Изменить стиль страницы

— Это верно. Однако вы догадались, что я там?

— О да.

— И Портос тоже?

— Дражайший, я не мог догадаться, что Арамис стал инженером. Я не мог догадаться, что им стал Портос. Один латинский писатель сказал: «Оратором делаются, поэтом родятся».[*] Но он не говорил: «Портосом родятся, инженером делаются».

— Вы всегда отличались очаровательным остроумием, — холодно усмехнулся Арамис. — Но пойдем дальше.

— Пойдем.

— Узнав нашу тайну, вы поторопились сообщить ее королю?

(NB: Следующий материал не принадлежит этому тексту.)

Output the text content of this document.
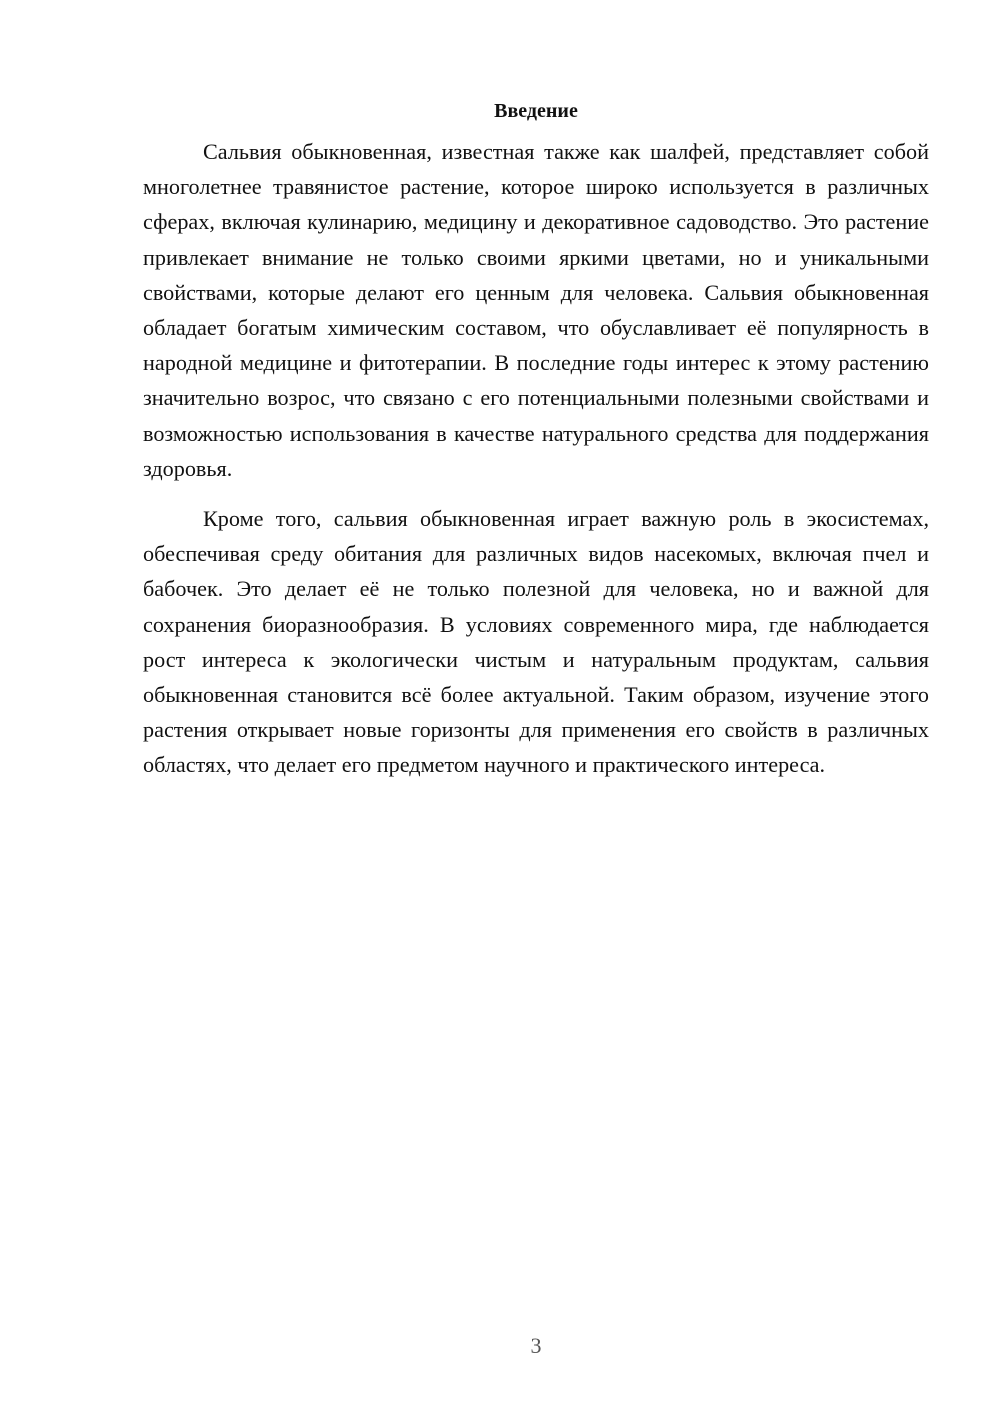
Введение

Сальвия обыкновенная, известная также как шалфей, представляет собой многолетнее травянистое растение, которое широко используется в различных сферах, включая кулинарию, медицину и декоративное садоводство. Это растение привлекает внимание не только своими яркими цветами, но и уникальными свойствами, которые делают его ценным для человека. Сальвия обыкновенная обладает богатым химическим составом, что обуславливает её популярность в народной медицине и фитотерапии. В последние годы интерес к этому растению значительно возрос, что связано с его потенциальными полезными свойствами и возможностью использования в качестве натурального средства для поддержания здоровья.

Кроме того, сальвия обыкновенная играет важную роль в экосистемах, обеспечивая среду обитания для различных видов насекомых, включая пчел и бабочек. Это делает её не только полезной для человека, но и важной для сохранения биоразнообразия. В условиях современного мира, где наблюдается рост интереса к экологически чистым и натуральным продуктам, сальвия обыкновенная становится всё более актуальной. Таким образом, изучение этого растения открывает новые горизонты для применения его свойств в различных областях, что делает его предметом научного и практического интереса.

3
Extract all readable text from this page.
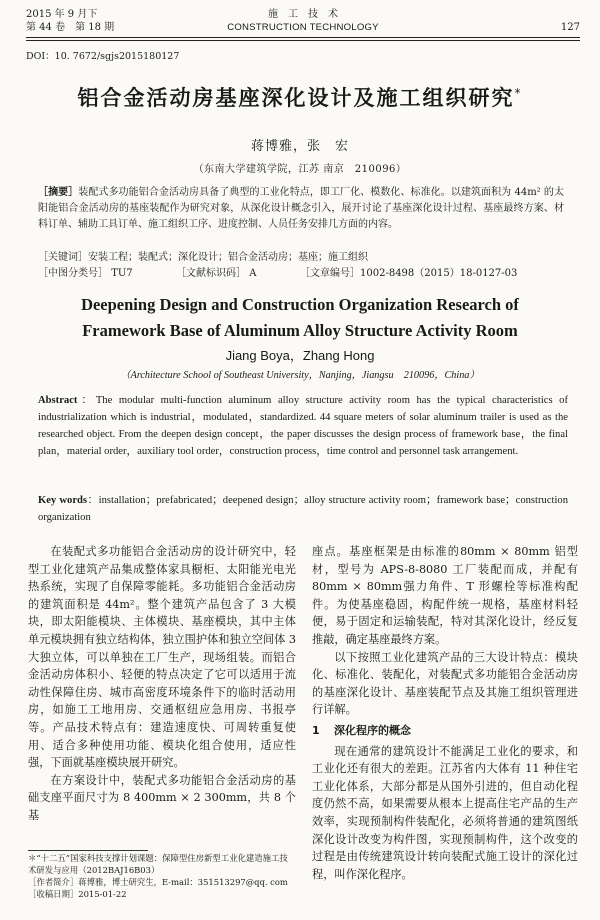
2015 年 9 月下
第 44 卷　第 18 期
施　工　技　术
CONSTRUCTION TECHNOLOGY	127
DOI：10. 7672/sgjs2015180127
铝合金活动房基座深化设计及施工组织研究*
蒋博雅，张　宏
（东南大学建筑学院，江苏 南京　210096）
［摘要］装配式多功能铝合金活动房具备了典型的工业化特点，即工厂化、模数化、标准化。以建筑面积为 44m² 的太阳能铝合金活动房的基座装配作为研究对象，从深化设计概念引入，展开讨论了基座深化设计过程、基座最终方案、材料订单、辅助工具订单、施工组织工序、进度控制、人员任务安排几方面的内容。
［关键词］安装工程；装配式；深化设计；铝合金活动房；基座；施工组织
［中图分类号］ TU7	［文献标识码］ A	［文章编号］1002-8498（2015）18-0127-03
Deepening Design and Construction Organization Research of
Framework Base of Aluminum Alloy Structure Activity Room
Jiang Boya，Zhang Hong
（Architecture School of Southeast University，Nanjing，Jiangsu　210096，China）
Abstract：The modular multi-function aluminum alloy structure activity room has the typical characteristics of industrialization which is industrial，modulated，standardized. 44 square meters of solar aluminum trailer is used as the researched object. From the deepen design concept，the paper discusses the design process of framework base，the final plan，material order，auxiliary tool order，construction process，time control and personnel task arrangement.
Key words：installation；prefabricated；deepened design；alloy structure activity room；framework base；construction organization

在装配式多功能铝合金活动房的设计研究中，轻型工业化建筑产品集成整体家具橱柜、太阳能光电光热系统，实现了自保障零能耗。多功能铝合金活动房的建筑面积是 44m²。整个建筑产品包含了 3 大模块，即太阳能模块、主体模块、基座模块，其中主体单元模块拥有独立结构体，独立围护体和独立空间体 3 大独立体，可以单独在工厂生产，现场组装。而铝合金活动房体积小、轻便的特点决定了它可以适用于流动性保障住房、城市高密度环境条件下的临时活动用房，如施工工地用房、交通枢纽应急用房、书报亭等。产品技术特点有：建造速度快、可周转重复使用、适合多种使用功能、模块化组合使用，适应性强，下面就基座模块展开研究。

在方案设计中，装配式多功能铝合金活动房的基础支座平面尺寸为 8 400mm × 2 300mm，共 8 个基

座点。基座框架是由标准的80mm × 80mm 铝型材，型号为 APS-8-8080 工厂装配而成，并配有80mm × 80mm强力角件、T 形螺栓等标准构配件。为使基座稳固，构配件统一规格，基座材料轻便，易于固定和运输装配，特对其深化设计，经反复推敲，确定基座最终方案。

以下按照工业化建筑产品的三大设计特点：模块化、标准化、装配化，对装配式多功能铝合金活动房的基座深化设计、基座装配节点及其施工组织管理进行详解。

1 深化程序的概念

现在通常的建筑设计不能满足工业化的要求，和工业化还有很大的差距。江苏省内大体有 11 种住宅工业化体系，大部分都是从国外引进的，但自动化程度仍然不高，如果需要从根本上提高住宅产品的生产效率，实现预制构件装配化，必须将普通的建筑图纸深化设计改变为构件图，实现预制构件，这个改变的过程是由传统建筑设计转向装配式施工设计的深化过程，叫作深化程序。

＊“十二五”国家科技支撑计划课题：保障型住房新型工业化建造施工技术研发与应用（2012BAJ16B03）
［作者简介］蒋博雅，博士研究生，E-mail：351513297@qq. com
［收稿日期］2015-01-22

— Я поторопился, милейший, увидев, что спешите вы. Когда человек, весящий двести пятьдесят восемь фунтов, как Портос, мчится на почтовых; когда прелат-подагрик (простите, вы сами сказали мне это) летит как ветер, — то у меня возникает подозрение, что двое моих друзей, не пожелавших предупредить меня, хотят скрыть от меня что-то очень важное, и, воля ваша, я тоже мчусь… насколько позволяют мне моя худоба и отсутствие подагры.

— Дорогой друг, а не подумали ли вы, что можете оказать мне и Портосу медвежью услугу?

— Очень подумал; но ведь и вы с Портосом заставили меня сыграть в Бель-Иле весьма незавидную роль.

— Простите меня, — сказал Арамис.

— И вы меня извините, — отвечал д’Артаньян.

— Словом, — продолжал Арамис, — вы теперь знаете все.

— Ей-богу, не все!

— Вы знаете, что мне пришлось немедленно предупредить господина Фуке, чтобы он опередил вас у короля.

— Тут что-то темное.

— Да нет же! У господина Фуке много врагов. Ведь вам это известно?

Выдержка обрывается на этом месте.